To manage the 5.3% food inflation in April 2025 and ensure affordability, Tanzania can strengthen NFRA’s food reserves (557,228 tonnes, 29,834 tonnes maize released), invest in agricultural resilience, improve logistics, provide targeted subsidies, and enhance regional trade within EAC/SADC. These policies support inclusive economic development by stabilizing food prices, protecting low-income households, and fostering rural and urban economic growth. Figures like the 3.2% headline inflation and 2.2% core inflation suggest room for complementary fiscal measures, but challenges like global uncertainties (2.8% growth forecast) and fiscal constraints require careful policy calibration.

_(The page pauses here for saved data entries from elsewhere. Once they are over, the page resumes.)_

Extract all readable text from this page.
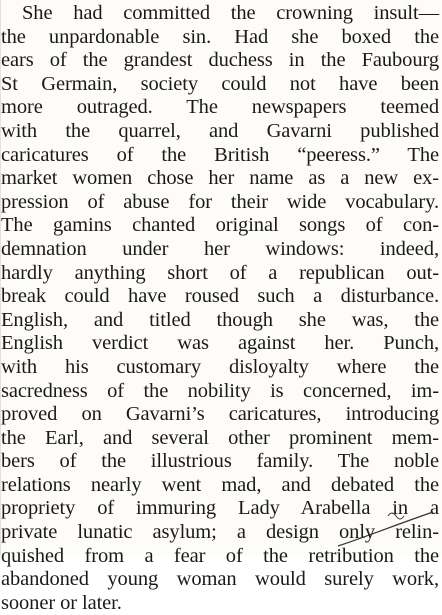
She had committed the crowning insult—
the unpardonable sin. Had she boxed the
ears of the grandest duchess in the Faubourg
St Germain, society could not have been
more outraged. The newspapers teemed
with the quarrel, and Gavarni published
caricatures of the British “peeress.” The
market women chose her name as a new ex-
pression of abuse for their wide vocabulary.
The gamins chanted original songs of con-
demnation under her windows: indeed,
hardly anything short of a republican out-
break could have roused such a disturbance.
English, and titled though she was, the
English verdict was against her. Punch,
with his customary disloyalty where the
sacredness of the nobility is concerned, im-
proved on Gavarni’s caricatures, introducing
the Earl, and several other prominent mem-
bers of the illustrious family. The noble
relations nearly went mad, and debated the
propriety of immuring Lady Arabella in a
private lunatic asylum; a design only relin-
quished from a fear of the retribution the
abandoned young woman would surely work,
sooner or later.
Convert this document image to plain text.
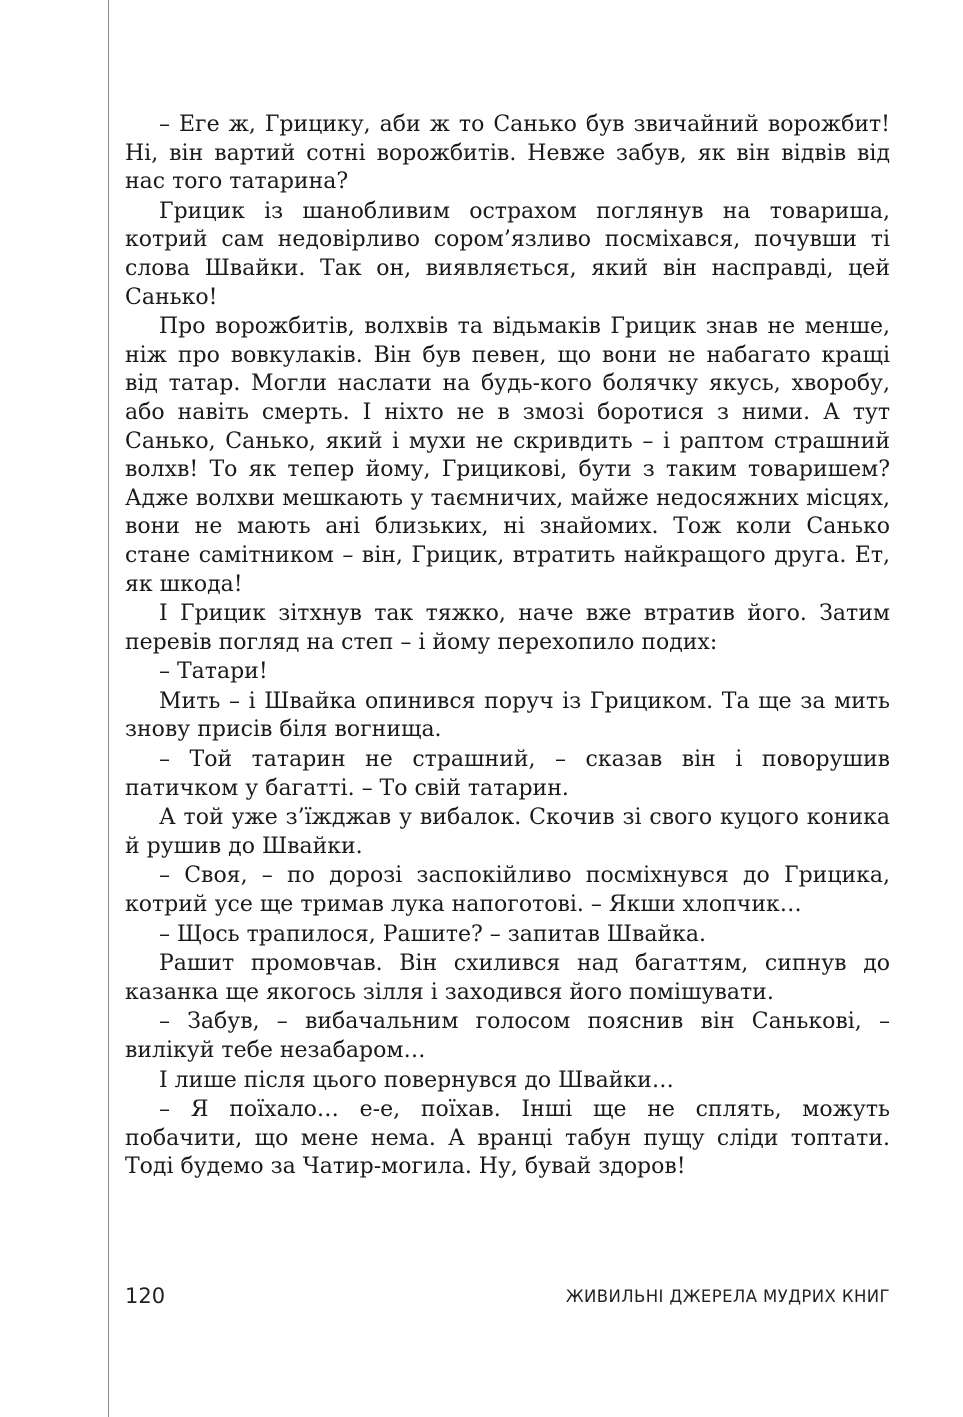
– Еге ж, Грицику, аби ж то Санько був звичайний ворожбит! Ні, він вартий сотні ворожбитів. Невже забув, як він відвів від нас того татарина?

Грицик із шанобливим острахом поглянув на товариша, котрий сам недовірливо сором’язливо посміхався, почувши ті слова Швайки. Так он, виявляється, який він насправді, цей Санько!

Про ворожбитів, волхвів та відьмаків Грицик знав не менше, ніж про вовкулаків. Він був певен, що вони не набагато кращі від татар. Могли наслати на будь-кого болячку якусь, хворобу, або навіть смерть. І ніхто не в змозі боротися з ними. А тут Санько, Санько, який і мухи не скривдить – і раптом страшний волхв! То як тепер йому, Грицикові, бути з таким товаришем? Адже волхви мешкають у таємничих, майже недосяжних місцях, вони не мають ані близьких, ні знайомих. Тож коли Санько стане самітником – він, Грицик, втратить найкращого друга. Ет, як шкода!

І Грицик зітхнув так тяжко, наче вже втратив його. Затим перевів погляд на степ – і йому перехопило подих:

– Татари!

Мить – і Швайка опинився поруч із Грициком. Та ще за мить знову присів біля вогнища.

– Той татарин не страшний, – сказав він і поворушив патичком у багатті. – То свій татарин.

А той уже з’їжджав у вибалок. Скочив зі свого куцого коника й рушив до Швайки.

– Своя, – по дорозі заспокійливо посміхнувся до Грицика, котрий усе ще тримав лука напоготові. – Якши хлопчик…

– Щось трапилося, Рашите? – запитав Швайка.

Рашит промовчав. Він схилився над багаттям, сипнув до казанка ще якогось зілля і заходився його помішувати.

– Забув, – вибачальним голосом пояснив він Санькові, – вилікуй тебе незабаром…

І лише після цього повернувся до Швайки…

– Я поїхало… е-е, поїхав. Інші ще не сплять, можуть побачити, що мене нема. А вранці табун пущу сліди топтати. Тоді будемо за Чатир-могила. Ну, бувай здоров!

120	ЖИВИЛЬНІ ДЖЕРЕЛА МУДРИХ КНИГ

Table: Key Economic Figures for Managing Food Inflation in Tanzania (May 2025)

CategoryIndicatorValue
InflationFood Inflation (April 2025)5.3%
Food Inflation (April 2024)1.4%
Headline Inflation (April 2025)3.2%
Headline Inflation (March 2025)3.3%
Core Inflation (April 2025)2.2%
Core Inflation (April 2024)3.9%
Non-Core Inflation (April 2025)5.7%
Energy, Fuel, and Utilities Inflation (April 2025)7.3%
Energy, Fuel, and Utilities Inflation (April 2024)9.3%
Food SecurityNFRA Food Stocks (April 2025)557,228 tonnes
NFRA Food Stocks (April 2024)340,102 tonnes
Maize Released by NFRA (April 2025)29,834 tonnes
Monetary PolicyCentral Bank Rate (CBR, April 2025)6.0%
Medium-Term Inflation Target5.0%
Global Economic ContextGlobal Growth Forecast (2025)2.8%
Crude Oil Price Change (April 2025)-6.7%
Tea Price Increase (April 2025)8.2%
Sugar Price Increase (April 2025)3.9%
Wheat Price Change (April 2025)Decline (specific % not provided)

Notes on the Table

  • Inflation Figures: The 5.3% food inflatio exceeds the 5% medium-term target, highlighting the urgency of policies to stabilize food prices. The 3.2% headline inflation and 2.2% core inflation indicate overall price stability, providing fiscal space for subsidies or investments. Non-core inflation at 5.7% underscores the role of volatile food prices in driving inflation.
  • Food Security: The NFRA’s food stocks increased significantly to 557,228 tonnes from 340,102 tonnes and the release of 29,834 tonnes of maize demonstrates proactive supply-side intervention to curb price spikes, supporting affordability.
  • Monetary Policy: The 6% CBR supports economic stability, complementing efforts to manage food inflation through supply-side measures, aligning with the 5% inflation target for inclusive growth.
  • Global Context: The 2.8% global growth forecast and commodity price changes (e.g., -6.7% for crude oil, 8.2% for tea) affect Tanzania’s import costs and export revenues, influencing food affordability and trade strategies.